The metabolites phosphocreatine (PCr), adenosine triphosphate (ATP), and in-organic phosphate (Pi) are biochemically coupled. Their pool sizes, assessed by their magnetization ratios, have been extensively studied and reflect bioenergetics status in vivo. However, most such studies have ignored chemical exchange and T1 relaxation effects. In this work, we aimed to extend the T1nom method to simultaneously quantify the reaction rate constants as well as phosphorus metabolite pool size ratios under partially relaxed conditions. Modified Bloch-McConnell equations were used to simulate the effects of chemical exchanges on T1 relaxation times and magnetization ratios among PCr, γ-ATP, and Pi.
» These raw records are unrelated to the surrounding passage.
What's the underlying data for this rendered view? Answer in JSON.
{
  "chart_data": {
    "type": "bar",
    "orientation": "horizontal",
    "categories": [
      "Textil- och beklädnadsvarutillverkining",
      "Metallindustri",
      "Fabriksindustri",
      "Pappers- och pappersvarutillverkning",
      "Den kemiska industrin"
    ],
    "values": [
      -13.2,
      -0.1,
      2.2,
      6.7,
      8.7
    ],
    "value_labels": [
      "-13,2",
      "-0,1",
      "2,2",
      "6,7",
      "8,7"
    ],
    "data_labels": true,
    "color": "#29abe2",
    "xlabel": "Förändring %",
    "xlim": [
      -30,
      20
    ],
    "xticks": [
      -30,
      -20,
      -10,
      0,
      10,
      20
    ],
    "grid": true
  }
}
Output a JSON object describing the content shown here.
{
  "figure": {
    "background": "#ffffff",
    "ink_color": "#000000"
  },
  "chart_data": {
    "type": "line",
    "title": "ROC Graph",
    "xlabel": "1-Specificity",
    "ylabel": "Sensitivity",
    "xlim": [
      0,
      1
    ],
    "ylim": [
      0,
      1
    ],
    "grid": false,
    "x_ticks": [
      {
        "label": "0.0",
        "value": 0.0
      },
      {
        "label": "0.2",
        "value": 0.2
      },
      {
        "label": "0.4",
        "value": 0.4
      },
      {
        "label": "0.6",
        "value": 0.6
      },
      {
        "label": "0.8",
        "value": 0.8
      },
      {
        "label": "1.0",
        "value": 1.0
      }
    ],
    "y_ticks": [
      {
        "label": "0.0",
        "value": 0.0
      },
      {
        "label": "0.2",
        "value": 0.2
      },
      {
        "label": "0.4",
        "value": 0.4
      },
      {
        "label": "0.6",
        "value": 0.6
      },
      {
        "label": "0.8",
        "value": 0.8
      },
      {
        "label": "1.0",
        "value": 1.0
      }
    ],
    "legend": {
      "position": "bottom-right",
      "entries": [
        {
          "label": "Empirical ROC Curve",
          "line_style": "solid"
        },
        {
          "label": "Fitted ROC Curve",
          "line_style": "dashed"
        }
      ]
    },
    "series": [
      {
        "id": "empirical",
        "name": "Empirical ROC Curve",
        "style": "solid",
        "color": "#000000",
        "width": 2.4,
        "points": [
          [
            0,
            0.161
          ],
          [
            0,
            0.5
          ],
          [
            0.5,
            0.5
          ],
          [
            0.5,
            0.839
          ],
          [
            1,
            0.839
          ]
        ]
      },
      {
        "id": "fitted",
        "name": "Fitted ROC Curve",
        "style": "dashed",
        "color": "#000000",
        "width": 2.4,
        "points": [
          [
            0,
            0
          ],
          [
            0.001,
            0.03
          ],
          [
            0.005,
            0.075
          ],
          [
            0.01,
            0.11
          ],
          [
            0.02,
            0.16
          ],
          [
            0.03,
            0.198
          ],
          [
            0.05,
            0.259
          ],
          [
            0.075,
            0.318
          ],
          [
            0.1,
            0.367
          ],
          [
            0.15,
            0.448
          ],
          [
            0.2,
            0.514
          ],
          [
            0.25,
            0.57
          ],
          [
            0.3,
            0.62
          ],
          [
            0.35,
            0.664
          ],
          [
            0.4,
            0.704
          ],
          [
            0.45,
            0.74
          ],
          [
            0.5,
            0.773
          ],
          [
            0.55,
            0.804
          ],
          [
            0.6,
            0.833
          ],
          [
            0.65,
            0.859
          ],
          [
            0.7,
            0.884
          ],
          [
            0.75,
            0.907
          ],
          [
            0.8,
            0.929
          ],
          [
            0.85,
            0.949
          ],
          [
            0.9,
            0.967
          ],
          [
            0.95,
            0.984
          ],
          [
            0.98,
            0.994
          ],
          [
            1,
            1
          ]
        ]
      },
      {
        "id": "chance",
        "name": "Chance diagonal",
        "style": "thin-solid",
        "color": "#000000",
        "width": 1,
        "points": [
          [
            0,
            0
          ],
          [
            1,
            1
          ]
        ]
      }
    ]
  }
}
The T1nom method with iteration approach was used to measure both reaction constants and metabolite pool size ratios. To validate our method, in vivo data from rat brains (N = 8) at 9.4 Tesla were acquired under two conditions, i.e., approximately full relaxation (TR = 9 s) and partial relaxation (TR = 3 s). We compared metabolite pool size ratios and reaction constants before and after correcting the chemical exchange and T1 relaxation effects. There were significant errors in underestimation of PCr/γATP by 12 % (P = 0.03) and overestimation of ATP/Pi ratios by 14 % (P = 0.04) when not considering chemical exchange effects. These errors were minimized using our iteration approach, resulting in no significant differences (PCr/γATP, P = 0.47; ATP/Pi, P = 0.81) in metabolite pool size ratios and reaction constants between the two measurements (i.e., short versus long TR conditions). Our method can facilitate broad biomedical applications of 31 P magnetization saturation transfer spectroscopy, requiring high temporal and/or spatial resolution for assessment of altered bioenergetics. 2 Technical Efficacy: Stage 1 J. Magn. Reson. Imaging 2018;47:210-221.